Nosso sonho não vai terminar

Não existiria som se não houvesse o silêncio, luz se não fosse a escuridão, Anitta se Claucirlei Jovêncio de Souza não tivesse saído do Morro do Salgueiro como Buchecha. Exagero, claro. Mas, há quase 20 anos, o apelo pop do cantor ajudou demais a pavimentar o caminho para que o funk carioca conquistasse a burguesia do asfalto. Comprove com seus próprios olhos, ouvidos e quadris no domingo em Blumenau (em show promovido por uma marca de cerveja “em local paradisíaco e totalmente em segredo, que será revelado somente 24 horas antes da festa pelas redes sociais”) e no dia 25 em Florianópolis, no P12, ambos a partir das 14h.

Surgida em 1996 com o clássico imediato “Nosso Sonho” – a música que fez o Animal Edmundo chorar feito criança ao vivo na TV –, a dupla dele com Claudinho foi empilhando um hit atrás do outro: “Conquista” (“sabe, tchurururu...”), “Quero te Encontrar”, “Meu Compromisso”, “Só Love”, “Xereta”... A gente não sabia do que gostava mais. As coreografias. O problema de dicção de Claudinho (o mesmo de Cavuva). As figuras de linguagem usadas com simplicidade e as palavras difíceis que Buchecha caçava no dicionário para dar aquele tchan nas letras. Eles ensinaram a toda uma geração o valor de uma metáfora (“controlo o calendário sem utilizar as mãos”) e o significado de “adjudicar”.

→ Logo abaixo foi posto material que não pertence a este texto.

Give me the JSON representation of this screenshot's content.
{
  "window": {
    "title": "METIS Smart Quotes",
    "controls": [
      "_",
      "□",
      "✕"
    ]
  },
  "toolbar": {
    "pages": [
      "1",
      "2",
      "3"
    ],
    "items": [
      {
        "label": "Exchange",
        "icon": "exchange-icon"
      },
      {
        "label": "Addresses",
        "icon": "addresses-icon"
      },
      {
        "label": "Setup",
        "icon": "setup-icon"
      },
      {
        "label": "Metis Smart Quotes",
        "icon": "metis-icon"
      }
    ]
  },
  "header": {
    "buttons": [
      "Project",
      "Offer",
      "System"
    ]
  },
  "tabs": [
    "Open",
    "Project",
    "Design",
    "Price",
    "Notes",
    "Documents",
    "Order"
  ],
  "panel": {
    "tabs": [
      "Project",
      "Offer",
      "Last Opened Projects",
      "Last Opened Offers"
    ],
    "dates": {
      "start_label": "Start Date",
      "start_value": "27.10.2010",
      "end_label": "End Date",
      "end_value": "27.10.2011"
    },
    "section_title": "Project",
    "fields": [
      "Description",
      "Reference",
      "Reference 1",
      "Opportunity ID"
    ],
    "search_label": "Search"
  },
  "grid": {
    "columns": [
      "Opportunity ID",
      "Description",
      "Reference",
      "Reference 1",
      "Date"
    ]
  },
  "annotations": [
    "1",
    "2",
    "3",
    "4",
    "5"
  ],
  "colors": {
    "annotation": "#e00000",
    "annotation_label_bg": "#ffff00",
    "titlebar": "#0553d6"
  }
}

Tive o privilégio de entrevistá-los quando do lançamento de seu segundo disco, A Forma, em 1997. Rumo ao milhão de cópias vendidas, eles ainda se hospedavam em um três estrelas nas imediações da Augusta, em São Paulo. Queridíssimos. Na minha empáfia de crítico musical, perguntei de onde vinha aquela inspiração no Philly Sound, o soul sofisticado feito pela rapaziada da Filadélfia na década de 70. “Fili o quê?”, perguntou Buchecha, sem ter a menor ideia do que eu estava falando. Ali percebi que o talento deles era totalmente instintivo.

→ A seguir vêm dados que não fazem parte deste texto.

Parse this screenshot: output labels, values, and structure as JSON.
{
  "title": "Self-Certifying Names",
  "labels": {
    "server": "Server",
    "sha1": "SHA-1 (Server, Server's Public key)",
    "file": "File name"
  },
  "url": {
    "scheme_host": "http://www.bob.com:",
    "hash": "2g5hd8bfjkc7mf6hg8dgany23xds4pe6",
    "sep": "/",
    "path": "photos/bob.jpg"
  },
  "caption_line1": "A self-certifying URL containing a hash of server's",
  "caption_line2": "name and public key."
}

Com a morte de Claudinho, em 2002, Buchecha seguiu em carreira solo. No entanto, nunca mais repetiu o sucesso dos tempos em que formava ao lado do amigo e parceiro. Em 2012, ainda conseguiu um brilhareco com “Hot Dog”, da trilha da novela Avenida Brasil. Agora, chegou o momento de ser recompensado por ter aberto a porteira para que poderosas, bondes e MCs se tornassem estrelas. Hmmm, pensando melhor, talvez não.

De admirar
Como não há nada mais antigo do que o passado recente, o !!! (pronuncia-se “chk chk chk”) tinha tudo para facilmente ficar datado. O indie-dance-punk da banda californiana bombou forte no começo do século e os colocou no mesmo escaninho que LCD Soundsystem e Rapture. Nenhuma das dois existe mais, mas o grupo chega ao sexto disco, As If, como se fosse imune aos efeitos do tempo. É a mesma onda dos anteriores e é por isso que ainda soa tão moderno, descolado & outros adjetivos utilizados quando se quer ressaltar o quanto algo está à frente de sua época. Ouça “Sick Ass Moon”, “Freedom! ’15” ou “Til the Money Runs Out” e imagine estados interessantes na pista.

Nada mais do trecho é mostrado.